The Boss of the Plains
Musicians from Bob Dylan to Lyle Lovett have sung about their John B. Stetson's . Jack London, Harold Bell Wright, Courtney Riley Cooper and Ralph Cummins have written about them. Why? Because he was the one who is credited with 'inventing' the cowboy hat - almost as a joke (in the beginning).

Colorado and Pike's Peak
St. Joseph, Missouri was a trading post where parties of men made provisions for the long trek to Pike’s Peak and Rocky Mountain gold. Early in the summer of 1862 one such party invited Stetson to join it. With high hopes, he accepted the invitation, setting out on foot for the Rocky Mountains.

This is the time of year when the weather in Colorado can fluctuate wildly and while it started out mild enough for sleeping under the stars, it rapidly turned to snow. The 12 members of the party quickly made tents of animal skins to shelter them from the weather and just as quickly they were ruined from the snow and rain. Each new storm meant more work and lost hides.

John Batterson Stetson
Stetson knew the age-old process of felting which takes advantage of the 'scales' found in fur pelts. When fur is matted together, the scales interlock. By alternately dipping in hot water and then squeezing, the compressed scales form a dense - and weather impervious - “felt.”

Stetson used his skill, and a limited amount of fur, to make a felt and turn it into a big hat with rather outrageous proportions (initially as a joke); a four-inch brim, a four-inch crown and a strap for a hatband. While it looked foolish, his compatriots were impressed. It protected the wearer from sun and snow and rain.

Traits in such a hat weren't needed in the East, but here in the 'wild' west it was destined to become the icon for American Cowboy.

Stetson called this first hat “The Boss of the Plains” and he wore it on the remainder of the trip. It isn't clear as to whether he named this hat while on the trip, or later after starting the Stetson Hat Company. The name he chose was a brilliant marketing idea, which fit well with the goal of making his hat a symbol of authority and elegance.

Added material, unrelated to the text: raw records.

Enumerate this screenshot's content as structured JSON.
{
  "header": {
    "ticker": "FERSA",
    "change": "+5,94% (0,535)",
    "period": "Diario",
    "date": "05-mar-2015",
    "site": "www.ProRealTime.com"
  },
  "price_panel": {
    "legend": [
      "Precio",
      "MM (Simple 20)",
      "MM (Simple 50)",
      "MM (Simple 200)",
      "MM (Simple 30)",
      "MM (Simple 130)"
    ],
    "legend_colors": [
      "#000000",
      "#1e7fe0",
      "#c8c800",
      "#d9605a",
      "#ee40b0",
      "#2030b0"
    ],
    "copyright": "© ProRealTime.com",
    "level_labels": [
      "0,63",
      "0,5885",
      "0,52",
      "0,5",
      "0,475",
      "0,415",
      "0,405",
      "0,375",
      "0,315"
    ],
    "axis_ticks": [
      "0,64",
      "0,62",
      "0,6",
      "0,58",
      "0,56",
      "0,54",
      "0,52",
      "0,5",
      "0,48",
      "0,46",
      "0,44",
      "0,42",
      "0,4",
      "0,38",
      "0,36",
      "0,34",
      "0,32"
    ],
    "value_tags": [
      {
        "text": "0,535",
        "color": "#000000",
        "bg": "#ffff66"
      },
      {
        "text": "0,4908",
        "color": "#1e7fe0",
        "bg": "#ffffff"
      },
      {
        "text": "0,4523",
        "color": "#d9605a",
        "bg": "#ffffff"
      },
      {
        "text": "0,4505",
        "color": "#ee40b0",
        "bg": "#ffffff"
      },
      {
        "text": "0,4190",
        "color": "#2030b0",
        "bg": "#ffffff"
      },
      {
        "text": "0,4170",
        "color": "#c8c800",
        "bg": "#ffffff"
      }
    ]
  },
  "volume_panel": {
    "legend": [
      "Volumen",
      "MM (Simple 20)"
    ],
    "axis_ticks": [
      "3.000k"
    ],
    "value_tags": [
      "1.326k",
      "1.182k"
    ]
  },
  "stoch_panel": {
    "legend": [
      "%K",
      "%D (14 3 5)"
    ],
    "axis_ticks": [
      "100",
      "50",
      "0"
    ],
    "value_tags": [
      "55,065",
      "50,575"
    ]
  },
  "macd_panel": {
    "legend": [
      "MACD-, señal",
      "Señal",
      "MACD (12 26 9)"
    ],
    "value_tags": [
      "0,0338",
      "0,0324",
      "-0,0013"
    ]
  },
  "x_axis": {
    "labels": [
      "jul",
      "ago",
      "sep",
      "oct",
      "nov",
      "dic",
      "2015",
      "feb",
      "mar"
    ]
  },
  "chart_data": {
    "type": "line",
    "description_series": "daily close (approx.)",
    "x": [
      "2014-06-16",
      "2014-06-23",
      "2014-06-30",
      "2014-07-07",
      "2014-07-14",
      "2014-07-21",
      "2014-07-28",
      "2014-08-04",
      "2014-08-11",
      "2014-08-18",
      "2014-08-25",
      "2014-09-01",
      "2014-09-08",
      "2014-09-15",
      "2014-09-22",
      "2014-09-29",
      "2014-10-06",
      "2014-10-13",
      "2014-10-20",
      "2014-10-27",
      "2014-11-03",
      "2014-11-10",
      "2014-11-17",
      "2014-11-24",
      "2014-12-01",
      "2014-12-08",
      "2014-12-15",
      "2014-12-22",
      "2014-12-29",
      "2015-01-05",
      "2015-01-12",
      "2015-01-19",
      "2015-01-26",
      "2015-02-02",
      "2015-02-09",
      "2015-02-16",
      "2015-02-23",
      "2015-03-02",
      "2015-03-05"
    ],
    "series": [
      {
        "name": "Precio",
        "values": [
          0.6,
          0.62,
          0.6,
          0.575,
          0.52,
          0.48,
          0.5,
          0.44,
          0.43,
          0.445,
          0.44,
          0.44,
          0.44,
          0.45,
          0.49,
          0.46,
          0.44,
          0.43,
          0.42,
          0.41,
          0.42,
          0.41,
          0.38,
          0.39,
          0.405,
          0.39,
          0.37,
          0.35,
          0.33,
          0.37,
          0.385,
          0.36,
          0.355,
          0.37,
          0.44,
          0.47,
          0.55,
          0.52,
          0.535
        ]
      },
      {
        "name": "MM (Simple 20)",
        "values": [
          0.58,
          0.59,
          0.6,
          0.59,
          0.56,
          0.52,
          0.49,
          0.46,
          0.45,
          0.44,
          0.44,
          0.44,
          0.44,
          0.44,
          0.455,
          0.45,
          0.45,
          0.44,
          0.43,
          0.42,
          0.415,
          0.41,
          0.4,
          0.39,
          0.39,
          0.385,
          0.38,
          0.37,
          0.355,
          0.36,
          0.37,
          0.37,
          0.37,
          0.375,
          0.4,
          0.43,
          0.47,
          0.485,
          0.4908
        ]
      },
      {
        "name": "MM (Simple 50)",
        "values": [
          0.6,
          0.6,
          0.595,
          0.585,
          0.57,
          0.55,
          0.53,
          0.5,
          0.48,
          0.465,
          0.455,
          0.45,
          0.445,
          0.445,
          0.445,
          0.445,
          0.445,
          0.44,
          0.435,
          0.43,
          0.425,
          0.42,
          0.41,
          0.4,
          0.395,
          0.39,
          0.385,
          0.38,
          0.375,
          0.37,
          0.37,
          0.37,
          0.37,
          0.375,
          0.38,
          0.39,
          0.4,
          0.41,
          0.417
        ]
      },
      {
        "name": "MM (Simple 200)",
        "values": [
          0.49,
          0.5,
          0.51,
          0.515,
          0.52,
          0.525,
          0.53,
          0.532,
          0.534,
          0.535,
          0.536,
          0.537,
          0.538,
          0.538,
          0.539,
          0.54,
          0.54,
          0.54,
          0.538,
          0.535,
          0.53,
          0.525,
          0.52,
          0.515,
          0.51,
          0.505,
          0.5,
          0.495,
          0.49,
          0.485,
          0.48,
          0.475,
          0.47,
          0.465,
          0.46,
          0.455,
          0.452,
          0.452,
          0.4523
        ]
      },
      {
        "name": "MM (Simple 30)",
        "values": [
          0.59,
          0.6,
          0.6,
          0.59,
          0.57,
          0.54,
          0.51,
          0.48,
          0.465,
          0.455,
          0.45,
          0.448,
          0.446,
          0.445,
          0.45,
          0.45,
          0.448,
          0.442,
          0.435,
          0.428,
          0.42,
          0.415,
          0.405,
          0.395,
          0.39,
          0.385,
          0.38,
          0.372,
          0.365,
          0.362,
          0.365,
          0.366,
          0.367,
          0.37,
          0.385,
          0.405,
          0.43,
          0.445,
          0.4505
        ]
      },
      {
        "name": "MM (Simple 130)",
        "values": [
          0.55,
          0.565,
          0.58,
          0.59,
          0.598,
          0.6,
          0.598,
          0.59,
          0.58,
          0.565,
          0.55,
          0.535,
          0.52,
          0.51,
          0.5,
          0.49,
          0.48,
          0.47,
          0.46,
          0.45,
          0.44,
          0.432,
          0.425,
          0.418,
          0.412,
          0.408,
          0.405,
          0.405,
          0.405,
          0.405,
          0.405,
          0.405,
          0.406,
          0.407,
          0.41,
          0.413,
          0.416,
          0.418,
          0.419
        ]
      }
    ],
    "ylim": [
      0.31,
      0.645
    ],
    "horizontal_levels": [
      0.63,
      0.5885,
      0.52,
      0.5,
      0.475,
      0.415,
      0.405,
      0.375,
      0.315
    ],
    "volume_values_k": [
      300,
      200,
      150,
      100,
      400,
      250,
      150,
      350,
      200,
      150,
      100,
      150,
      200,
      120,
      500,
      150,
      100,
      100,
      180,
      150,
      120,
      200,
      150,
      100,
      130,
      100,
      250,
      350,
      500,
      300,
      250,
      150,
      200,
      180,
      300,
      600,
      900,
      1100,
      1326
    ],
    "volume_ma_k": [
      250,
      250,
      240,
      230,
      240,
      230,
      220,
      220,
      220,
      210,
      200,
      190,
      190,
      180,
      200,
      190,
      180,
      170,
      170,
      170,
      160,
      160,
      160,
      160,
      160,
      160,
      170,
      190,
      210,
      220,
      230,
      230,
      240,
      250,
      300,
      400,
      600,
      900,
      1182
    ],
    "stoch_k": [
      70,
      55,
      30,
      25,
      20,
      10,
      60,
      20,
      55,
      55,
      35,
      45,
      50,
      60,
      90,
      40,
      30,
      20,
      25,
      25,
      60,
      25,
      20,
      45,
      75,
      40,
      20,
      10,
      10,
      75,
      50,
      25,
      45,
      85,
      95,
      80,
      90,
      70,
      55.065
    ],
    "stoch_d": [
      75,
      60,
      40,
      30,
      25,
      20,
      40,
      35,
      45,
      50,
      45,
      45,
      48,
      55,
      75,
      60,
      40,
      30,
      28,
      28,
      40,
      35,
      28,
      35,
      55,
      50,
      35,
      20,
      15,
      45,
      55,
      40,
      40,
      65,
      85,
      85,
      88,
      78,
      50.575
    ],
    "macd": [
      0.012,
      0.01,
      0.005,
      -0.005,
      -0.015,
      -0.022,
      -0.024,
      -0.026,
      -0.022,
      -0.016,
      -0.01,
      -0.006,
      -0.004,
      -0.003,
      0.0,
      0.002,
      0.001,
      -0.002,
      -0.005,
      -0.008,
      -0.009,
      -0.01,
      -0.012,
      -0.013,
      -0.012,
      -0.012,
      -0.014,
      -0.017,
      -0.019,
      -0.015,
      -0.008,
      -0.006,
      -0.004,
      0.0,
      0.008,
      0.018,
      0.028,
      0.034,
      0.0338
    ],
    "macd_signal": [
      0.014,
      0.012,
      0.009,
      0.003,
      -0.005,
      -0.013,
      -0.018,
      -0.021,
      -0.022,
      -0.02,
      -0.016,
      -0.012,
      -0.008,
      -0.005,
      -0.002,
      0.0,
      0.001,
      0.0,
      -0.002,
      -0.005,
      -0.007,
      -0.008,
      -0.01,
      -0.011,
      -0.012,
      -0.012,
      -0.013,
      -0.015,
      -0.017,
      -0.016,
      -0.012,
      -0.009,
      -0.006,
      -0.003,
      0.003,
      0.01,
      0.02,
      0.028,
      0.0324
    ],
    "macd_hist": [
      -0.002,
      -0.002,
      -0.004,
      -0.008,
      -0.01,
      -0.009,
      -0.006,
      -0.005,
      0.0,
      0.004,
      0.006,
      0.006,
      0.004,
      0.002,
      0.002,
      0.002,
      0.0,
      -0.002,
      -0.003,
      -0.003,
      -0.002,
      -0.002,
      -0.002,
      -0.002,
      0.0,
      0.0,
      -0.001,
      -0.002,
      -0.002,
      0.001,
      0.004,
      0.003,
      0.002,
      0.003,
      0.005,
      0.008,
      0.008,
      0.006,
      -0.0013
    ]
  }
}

His companions may or may not have laughed at this large homemade hat, but they saw that it protected him from the sun and weather. The story is told that later, while wearing the hat he met a bull whacker (or a rancher, or a cattleman, or a horseman) who wanted the hat as soon as he saw it.
Stetson sold it to him for a $5 dollar silver (or gold) piece.

By 1865, John Batterson Stetson took the $100 he had and bought the tools needed - and $10 worth of fur - and started his business - making Cowboy Hats. He recognized the immediate appeal of such a hat to those who lived in the west. He moved back to Philadelphia to set up his manufacturing 'factory' and one year later the "Hat of the West" or "Boss of the Plains" was born. Stetson's became the hat of choice and the standard of durability and quality.

Recognizing that there was a new class in the west - the cattle kings – Stetson fashioned his hat as a modified Mexican sombrero. The cattlemen responded quickly as they needed a hat with those very things built into the original to cope with the Colorado weather.

It didn't take long for the Stetson to become the best-known hat west of the Mississippi River. They were worn by wealthy ranchers, storekeepers, preachers and U. S. marshals. Even the Texas Rangers adopted the Stetson.

In 1906 when John B. Stetson died his company was worth a remarkable fortune and produced about two million hats a year.

Before Stetson?
Before Stetson, all types of headgear were worm by the cowboys and ranchers of the plains. From formal top hats and derbies, to leftover remnants of Civil War headgear, tams and sailor hats, these were the 'hats' of the day.

Today's cowboy hat is a timeless icon in American history and continues to represent the spirit of independence.

The Old, the New, the Wild, and the Real West. It is uniquely and immediately recognized around the world.

There is an old Cowboy saying,
"Your hat is the last thing you take off and the first thing that gets noticed."